In [None]:
import torch
from wavenet_model import *
from audio_data import WavenetDataset
from wavenet_training import *
from model_logging import * # Or TensorboardLogger if using TensorBoard

In [None]:
dtype = torch.FloatTensor # Default data type
ltype = torch.LongTensor # Default label type

use_cuda = torch.cuda.is_available()
if use_cuda:
    print('Using GPU')
    dtype = torch.cuda.FloatTensor
    ltype = torch.cuda.LongTensor
else:
    print('Using CPU')

In [None]:
model = WaveNetModel(layers=10,
                     blocks=3,
                     dilation_channels=32,
                     residual_channels=32,
                     skip_channels=1024,
                     end_channels=512,
                     output_length=16, # Adjust based on dataset/task
                     dtype=dtype,
                     bias=True)

# If using GPU, move the model to GPU
if use_cuda:
    model.cuda()

print('Model initialized:')
print('Receptive field:', model.receptive_field)
print('Parameter count:', model.parameter_count())

In [None]:
# Ensure dataset_file path and file_location are correct
# item_length should generally be model.receptive_field + model.output_length - 1
data = WavenetDataset(dataset_file='train_samples/bach_chaconne/dataset.npz',
                      item_length=model.receptive_field + model.output_length - 1,
                      target_length=model.output_length,
                      file_location='train_samples/bach_chaconne',
                      test_stride=500) # test_stride splits data for testing
print('Dataset loaded with ' + str(len(data)) + ' items')

In [None]:
# Example using the standard logger (modify if using TensorBoard)
logger = Logger(log_interval=200, validation_interval=400) # Adjust intervals as needed

trainer = WavenetTrainer(model=model,
                         dataset=data,
                         lr=0.001, # Learning rate
                         snapshot_path='snapshots', # Directory to save model checkpoints
                         snapshot_name='chaconne_model', # Base name for checkpoints
                         snapshot_interval=1000, # How often to save checkpoints
                         logger=logger,
                         dtype=dtype,
                         ltype=ltype)

In [None]:
print('Starting training...')
trainer.train(batch_size=16, # Adjust batch size based on GPU memory
              epochs=2)      # Train for 2 epochs as requested
print('Training finished.')

In [None]:
# Optional: Load the best/latest model from snapshots if not continuing directly
# model = load_latest_model_from('snapshots', use_cuda=use_cuda) # Ensure model is on the correct device (CPU/GPU)
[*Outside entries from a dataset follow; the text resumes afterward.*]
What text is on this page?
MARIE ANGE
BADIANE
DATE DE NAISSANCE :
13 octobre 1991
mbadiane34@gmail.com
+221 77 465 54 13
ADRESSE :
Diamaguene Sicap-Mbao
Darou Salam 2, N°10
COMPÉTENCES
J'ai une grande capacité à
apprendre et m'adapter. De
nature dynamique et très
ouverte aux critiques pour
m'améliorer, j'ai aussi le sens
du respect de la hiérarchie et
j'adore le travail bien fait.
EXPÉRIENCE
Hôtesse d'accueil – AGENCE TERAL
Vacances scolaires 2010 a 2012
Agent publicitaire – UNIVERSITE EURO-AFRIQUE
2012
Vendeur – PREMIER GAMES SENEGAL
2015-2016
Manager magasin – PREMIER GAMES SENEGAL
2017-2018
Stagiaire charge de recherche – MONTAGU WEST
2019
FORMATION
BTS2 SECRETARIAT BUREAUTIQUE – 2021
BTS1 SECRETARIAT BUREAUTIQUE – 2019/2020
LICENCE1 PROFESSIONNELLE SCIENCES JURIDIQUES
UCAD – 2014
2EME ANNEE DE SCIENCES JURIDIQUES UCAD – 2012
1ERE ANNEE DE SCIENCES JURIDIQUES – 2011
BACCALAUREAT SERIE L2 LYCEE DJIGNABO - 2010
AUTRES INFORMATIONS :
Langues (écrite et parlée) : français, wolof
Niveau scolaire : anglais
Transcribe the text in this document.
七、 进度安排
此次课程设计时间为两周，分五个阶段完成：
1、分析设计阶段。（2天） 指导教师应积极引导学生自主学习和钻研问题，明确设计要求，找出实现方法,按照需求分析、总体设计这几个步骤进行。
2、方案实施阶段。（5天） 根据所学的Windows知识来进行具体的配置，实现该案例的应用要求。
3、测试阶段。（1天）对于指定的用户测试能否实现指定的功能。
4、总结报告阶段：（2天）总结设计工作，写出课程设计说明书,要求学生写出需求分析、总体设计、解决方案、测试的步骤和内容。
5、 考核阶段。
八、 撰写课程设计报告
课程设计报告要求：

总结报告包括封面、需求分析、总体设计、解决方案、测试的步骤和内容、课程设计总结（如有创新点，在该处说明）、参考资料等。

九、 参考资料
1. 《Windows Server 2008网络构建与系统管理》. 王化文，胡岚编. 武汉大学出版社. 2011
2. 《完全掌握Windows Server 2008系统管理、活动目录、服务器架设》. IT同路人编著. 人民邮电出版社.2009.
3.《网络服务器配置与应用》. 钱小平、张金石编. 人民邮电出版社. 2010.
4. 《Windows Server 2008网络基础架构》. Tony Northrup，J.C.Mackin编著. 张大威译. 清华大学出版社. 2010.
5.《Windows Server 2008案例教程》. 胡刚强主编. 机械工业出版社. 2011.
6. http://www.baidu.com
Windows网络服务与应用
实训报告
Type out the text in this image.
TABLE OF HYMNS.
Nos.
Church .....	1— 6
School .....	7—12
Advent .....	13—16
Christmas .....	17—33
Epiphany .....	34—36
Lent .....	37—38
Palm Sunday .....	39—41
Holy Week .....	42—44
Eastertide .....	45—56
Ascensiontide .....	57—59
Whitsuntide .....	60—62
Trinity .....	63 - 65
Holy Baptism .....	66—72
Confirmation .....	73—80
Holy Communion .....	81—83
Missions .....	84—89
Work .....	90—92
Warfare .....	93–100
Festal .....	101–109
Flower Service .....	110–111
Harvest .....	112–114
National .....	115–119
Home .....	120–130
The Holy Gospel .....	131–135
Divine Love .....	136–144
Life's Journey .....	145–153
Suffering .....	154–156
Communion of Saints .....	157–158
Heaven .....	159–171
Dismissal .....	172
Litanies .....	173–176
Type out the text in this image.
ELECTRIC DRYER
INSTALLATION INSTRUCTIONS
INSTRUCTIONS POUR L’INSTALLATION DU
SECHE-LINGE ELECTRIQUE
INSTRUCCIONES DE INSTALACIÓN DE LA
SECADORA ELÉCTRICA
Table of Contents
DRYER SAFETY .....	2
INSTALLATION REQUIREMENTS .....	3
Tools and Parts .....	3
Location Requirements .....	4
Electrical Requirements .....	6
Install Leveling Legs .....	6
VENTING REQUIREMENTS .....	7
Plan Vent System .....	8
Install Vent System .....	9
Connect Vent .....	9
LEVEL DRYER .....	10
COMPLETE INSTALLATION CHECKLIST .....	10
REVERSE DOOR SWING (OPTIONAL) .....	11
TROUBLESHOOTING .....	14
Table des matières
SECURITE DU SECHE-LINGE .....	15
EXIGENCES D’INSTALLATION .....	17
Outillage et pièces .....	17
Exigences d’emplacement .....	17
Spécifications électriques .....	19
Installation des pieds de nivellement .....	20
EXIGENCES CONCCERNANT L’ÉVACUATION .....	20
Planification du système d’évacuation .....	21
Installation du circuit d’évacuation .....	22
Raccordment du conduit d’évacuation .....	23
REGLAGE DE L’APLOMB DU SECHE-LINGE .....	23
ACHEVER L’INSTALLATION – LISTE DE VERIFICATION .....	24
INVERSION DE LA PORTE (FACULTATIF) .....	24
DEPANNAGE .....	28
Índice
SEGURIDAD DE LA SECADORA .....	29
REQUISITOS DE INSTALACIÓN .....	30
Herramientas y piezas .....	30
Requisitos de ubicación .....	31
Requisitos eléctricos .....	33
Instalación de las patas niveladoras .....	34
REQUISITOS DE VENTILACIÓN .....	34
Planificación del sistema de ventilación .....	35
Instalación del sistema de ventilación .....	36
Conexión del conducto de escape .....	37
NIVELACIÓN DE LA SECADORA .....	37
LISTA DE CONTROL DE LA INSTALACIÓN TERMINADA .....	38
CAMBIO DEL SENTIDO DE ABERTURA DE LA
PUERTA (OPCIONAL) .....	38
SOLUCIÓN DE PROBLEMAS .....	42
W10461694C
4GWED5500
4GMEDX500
# Prepare starting data if needed (example uses data from the dataset)
# start_data = data[some_index][0]
# start_data = torch.max(start_data, 0)[1] # Convert one-hot to integers if necessary
# if use_cuda:
#     start_data = start_data.cuda()

# Generate audio
num_samples_to_generate = 16000 # Example: 1 second at 16kHz
print(f'Generating {num_samples_to_generate} samples...')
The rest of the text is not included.